Aonde ides? qual é a vossa jornada?
À luz? à aurora? à imensidade? aonde?
– Porém o bando passa e mal responde:
A noite, à escuridão, ao abismo, ao nada! –
E os cativos suspiram. Surge o vento,
Surge e perpassa esquivo e inquieto,
Como quem traz algum pezar secreto,
Como quem sofre e cala algum tormento...
E dizem os cativos: Que tristezas,
Que segredos antigos, que desditas,
Caminheiro de estradas infinitas,
Te levam a gemer pelas devezas?
Tu que procuras? que visão sagrada
Te acena da solidão onde se esconde?
– Porém o vento passa e só responde:
A noite, a escuridão, o abismo, o nada! –
E os cativos suspiram novamente.
Como antigos pezares mal extintos,
Como vagos desejos indistintos,
Surgem do escuro os astros, lentamente...

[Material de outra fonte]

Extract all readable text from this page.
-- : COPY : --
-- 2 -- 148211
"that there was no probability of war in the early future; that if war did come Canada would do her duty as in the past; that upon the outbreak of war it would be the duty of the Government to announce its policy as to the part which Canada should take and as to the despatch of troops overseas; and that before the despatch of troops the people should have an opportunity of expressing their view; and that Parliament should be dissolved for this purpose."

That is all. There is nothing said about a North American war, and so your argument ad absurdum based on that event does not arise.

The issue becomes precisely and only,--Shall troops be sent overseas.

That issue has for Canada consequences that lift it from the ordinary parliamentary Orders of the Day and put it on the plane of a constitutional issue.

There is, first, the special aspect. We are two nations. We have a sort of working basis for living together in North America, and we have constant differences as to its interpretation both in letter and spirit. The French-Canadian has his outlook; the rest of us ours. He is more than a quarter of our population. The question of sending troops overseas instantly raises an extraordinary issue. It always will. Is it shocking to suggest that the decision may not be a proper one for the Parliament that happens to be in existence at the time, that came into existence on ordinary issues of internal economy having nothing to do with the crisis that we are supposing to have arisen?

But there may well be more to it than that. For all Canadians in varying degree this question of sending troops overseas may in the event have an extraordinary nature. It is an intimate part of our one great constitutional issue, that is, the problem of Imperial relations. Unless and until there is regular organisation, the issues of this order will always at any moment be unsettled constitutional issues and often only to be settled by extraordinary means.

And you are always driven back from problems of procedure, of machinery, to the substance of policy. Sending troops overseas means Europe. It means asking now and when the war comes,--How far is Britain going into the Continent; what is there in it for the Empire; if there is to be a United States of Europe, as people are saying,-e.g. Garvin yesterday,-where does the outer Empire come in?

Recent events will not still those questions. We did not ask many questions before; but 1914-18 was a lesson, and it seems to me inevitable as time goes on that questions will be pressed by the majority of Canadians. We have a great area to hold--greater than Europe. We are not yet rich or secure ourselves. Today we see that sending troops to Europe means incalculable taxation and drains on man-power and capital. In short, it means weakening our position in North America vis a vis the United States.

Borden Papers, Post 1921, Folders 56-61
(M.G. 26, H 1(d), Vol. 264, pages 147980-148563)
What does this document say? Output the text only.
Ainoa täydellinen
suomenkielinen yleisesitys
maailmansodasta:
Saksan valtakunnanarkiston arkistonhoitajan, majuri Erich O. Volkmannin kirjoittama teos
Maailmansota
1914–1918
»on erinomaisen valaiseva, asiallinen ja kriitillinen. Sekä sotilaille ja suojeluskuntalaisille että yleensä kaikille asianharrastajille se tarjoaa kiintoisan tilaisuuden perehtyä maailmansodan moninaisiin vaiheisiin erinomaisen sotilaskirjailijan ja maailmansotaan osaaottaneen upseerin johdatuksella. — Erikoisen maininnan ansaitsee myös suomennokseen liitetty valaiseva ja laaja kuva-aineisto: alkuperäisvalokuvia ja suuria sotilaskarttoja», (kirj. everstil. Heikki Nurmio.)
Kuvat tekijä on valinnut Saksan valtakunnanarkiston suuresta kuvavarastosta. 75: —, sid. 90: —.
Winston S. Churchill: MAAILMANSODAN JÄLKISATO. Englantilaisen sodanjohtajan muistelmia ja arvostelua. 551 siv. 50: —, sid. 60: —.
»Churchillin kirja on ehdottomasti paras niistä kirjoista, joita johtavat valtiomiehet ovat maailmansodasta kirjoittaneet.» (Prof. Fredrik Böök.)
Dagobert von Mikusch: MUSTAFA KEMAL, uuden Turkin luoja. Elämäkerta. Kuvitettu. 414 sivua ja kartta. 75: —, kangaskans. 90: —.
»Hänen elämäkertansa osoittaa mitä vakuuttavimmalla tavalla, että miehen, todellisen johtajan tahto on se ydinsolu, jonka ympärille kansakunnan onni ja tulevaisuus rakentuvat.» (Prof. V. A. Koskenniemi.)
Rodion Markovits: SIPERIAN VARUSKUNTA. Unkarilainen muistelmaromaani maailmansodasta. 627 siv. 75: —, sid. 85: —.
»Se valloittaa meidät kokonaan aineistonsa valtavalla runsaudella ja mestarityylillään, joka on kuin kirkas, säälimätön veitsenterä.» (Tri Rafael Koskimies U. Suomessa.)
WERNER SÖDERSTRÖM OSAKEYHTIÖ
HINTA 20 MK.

E fitam-se, em silêncio indecifrável,
Contemplam-se de longe, misteriosos,
Como quem tem segredos dolorosos,
Como quem ama e vive inconsolável...
E dizem os cativos: Que problemas
Eternos, primitivos vos atraem?
Que luz fitais no centro donde saem
A flux, em jorro, as intuições supremas?
Por que esperais? nessa amplidão sagrada
Que soluções esplendidas se escondem?
– Porém os astros tristes só respondem:
A noite, a escuridão, o abismo, o nada! –
Assim a noite passa. Rumorosos
Sussurram os pinhais meditativos.
Encostados às grades, os cativos
Olham o céu e choram silenciosos.
(mantém a grafia original)
In “Sonetos”
Colecção – Autores Portugueses de Ontem
Estante Editora – Maio de 1989
Antero Quental
(1842-1891)
MÚSICA
Música do domingo,
vai-te embora... vai-te embora!...
Não acordes lembranças
dos domingos de outrora
- pegadas já sumidas
na poeira dos anos
pelas estradas fora... -
Não quero acreditar nos desenganos!
Música do domingo,
vai-te embora...vai-te embora...!
In "Obra Poética"
Colecção Poetas de Hoje
Editora Portugália
Saúl Dias **
(1902-1983)
** Pseudónimo de Júlio Maria dos Reis Pereira
HÁ UMA SOLIDÃO PEQUENA
Há uma solidão pequena
no coração de cada homem.
Uma pergunta secreta
dúvidas não formuladas:
um desejo inquieto
de gestos por descobrir.
Mesmo no amor.
Há uma solidão pequena
no amor.
In “Amores imperfeitos e a forma da fala
sonhada no mundo às avessas” – 1996
Edições Colibri
Fátima Andersen
(N.1940)
QUADRAS
Acho uma moral ruim
trazer o vulgo enganado:
mandarem fazer assim
e eles fazerem assado.
Sou um dos membros malditos
dessa falsa sociedade
que, baseada nos mitos,
pode roubar à vontade.
Esses por quem não te interessas
produzem quanto consomes:
vivem das tuas promessas
ganhando o pão que tu comes.
Não me dêem mais desgostos
porque sei raciocinar...
Só os burros estão dispostos
a sofrer sem protestar!
Esta mascarada enorme
com que o mundo nos aldraba,
dura enquanto o povo dorme,
quando ele acordar, acaba.
In “Este livro que vos deixo”
António Aleixo
(1899-1949)
PELO SONHO É QUE VAMOS
Pelo sonho é que vamos,
comovidos e mudos.
Chegamos, não chegamos?
Haja ou não haja frutos,
pelo sonho é que vamos.
Basta a fé no que temos.
Basta a esperança naquilo
que talvez não teremos.
Basta que a alma demos,
com a mesma alegria,
ao que desconhecemos
e ao que é do dia a dia.
Chegamos? Não chegamos?
Partimos. Vamos. Somos.
In “Pelo Sonho é que Vamos”
Ática - 1999
Sebastião da Gama
(1924-1952)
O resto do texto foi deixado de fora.